Lincoln’s administration was in trouble. He had spent his first term being derided as an incompetent by both parties. Democrats opposed virtually every measure the administration took to fight the war. The radical faction of his own party resented that he steered a moderate course instead of instituting the reforms they wanted. In 1864 Lincoln technically ran not as a Republican but under the Union party banner: a fusion of supporters he had in the Republican ranks, plus whatever support he could get from the faction of Democrats who favored continuing the war. Lincoln dumped his first term vice president Hannibal Hamlin and chose Andrew Johnson, a southern Democrat, as his running mate. The election became a referendem on the war, Lincoln’s administration, and the fate of slavery. A war where the Union soldiers would be voting, in effect, whether they were willing to keep fighting or not.

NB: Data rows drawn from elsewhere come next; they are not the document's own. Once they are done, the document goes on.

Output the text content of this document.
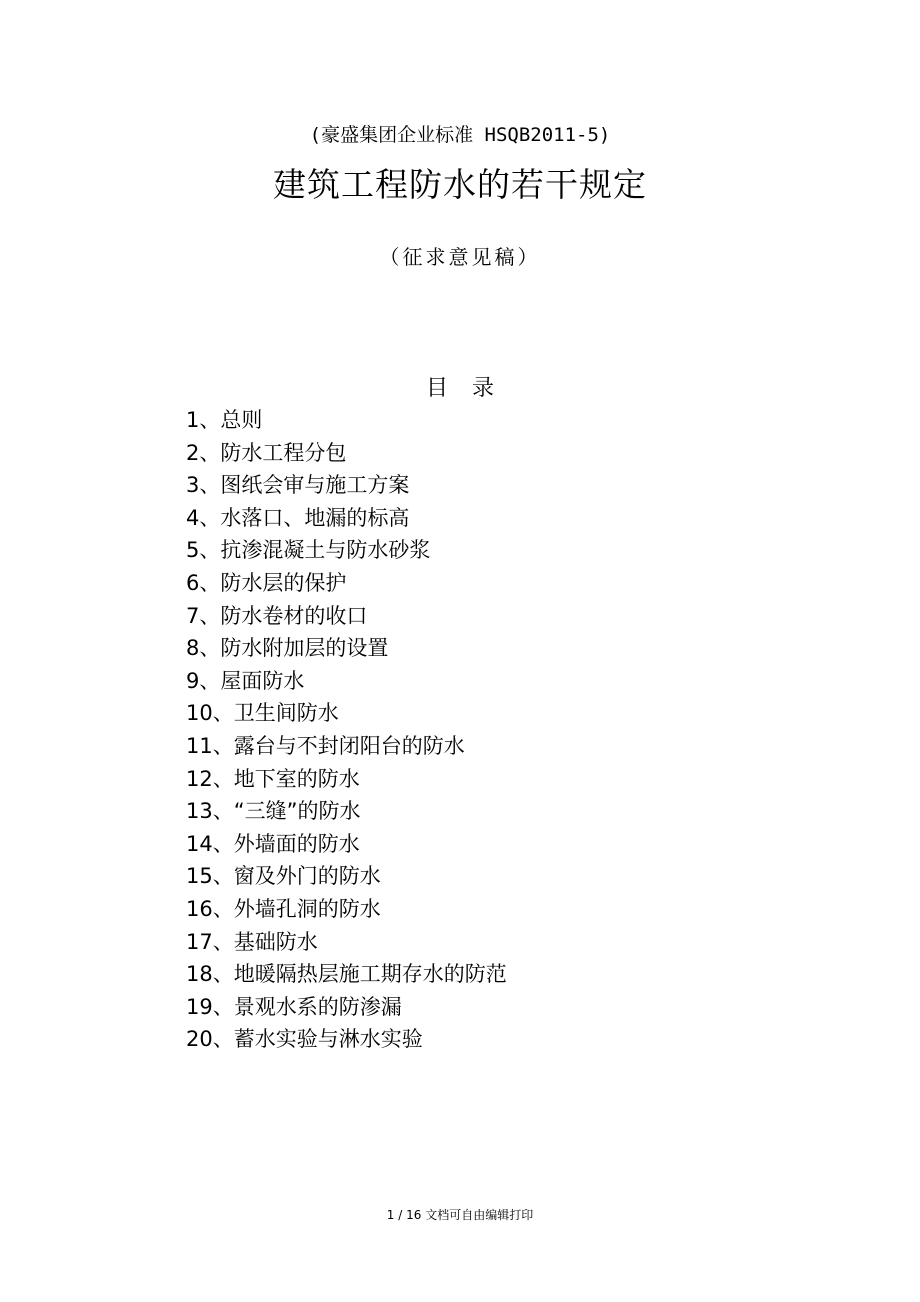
(豪盛集团企业标准 HSQB2011-5)
建筑工程防水的若干规定
（征求意见稿）
目录
1、总则
2、防水工程分包
3、图纸会审与施工方案
4、水落口、地漏的标高
5、抗渗混凝土与防水砂浆
6、防水层的保护
7、防水卷材的收口
8、防水附加层的设置
9、屋面防水
10、卫生间防水
11、露台与不封闭阳台的防水
12、地下室的防水
13、“三缝”的防水
14、外墙面的防水
15、窗及外门的防水
16、外墙孔洞的防水
17、基础防水
18、地暖隔热层施工期存水的防范
19、景观水系的防渗漏
20、蓄水实验与淋水实验
1 / 16 文档可自由编辑打印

Despite Lincoln’s soft-peddling the issue, many felt that Lincoln and the fanatical Abolitionist Republicans were determined to use the war as a pretext to abolish slavery, de facto if not formally (which was what in fact happened). Even in the states of the north, there was tremendous opposition to freeing the slaves, much less accepting Negroes as political and social equals. As an example of just how vulgar the retoric became during the campaigning, the Democrats proclaimed that the Abolitionist’s “plan” for integrating the freed negroes into society included the forced breeding of white women with black men to form a intermediate caste of creoles.

The “Copperheads”, or the Democratic faction opposed to continuing the war, chose Joseph McClellan as their candidate. McClellan had been the leading general of the early war effort, and was as well liked as Lincoln was reviled. Popular with the troops and an extremely efficient organizer, the one thing McClellan had not been good at was defeating the rebels. McClellan had invariably presumed that rebel forces had his outnumbered two to one, even though the reverse was true. He counted his battles and campaigns as “victories” if they succeeded in repulsing a rebel attack; he persistantly failed to follow up with any sort of counter-attack against the retreating rebels, and insisted he had narrowly saved his armies from annihilation by the rebel forces! Finally removed from command by Lincoln, McClellan painted himself to anyone who would listen as a scapegoat for the administration’s blunders, and a martyr to political infighting. In 1864 he was the perfect antiwar candidate to front the Copperhead’s claims: that the war had been lost by political blundering, the South could not be defeated and the North would destroy itself if it kept trying.

Suffice to say, it was a contentious election.

Thanks for the examples…

Well at least I can safely say that this isn’t a “normal” election like I’ve seen it put. It might not be the nastiest in history… but its certainly isn’t par for the course/ regular. Smear tactics are certainly above acceptable in my view at least.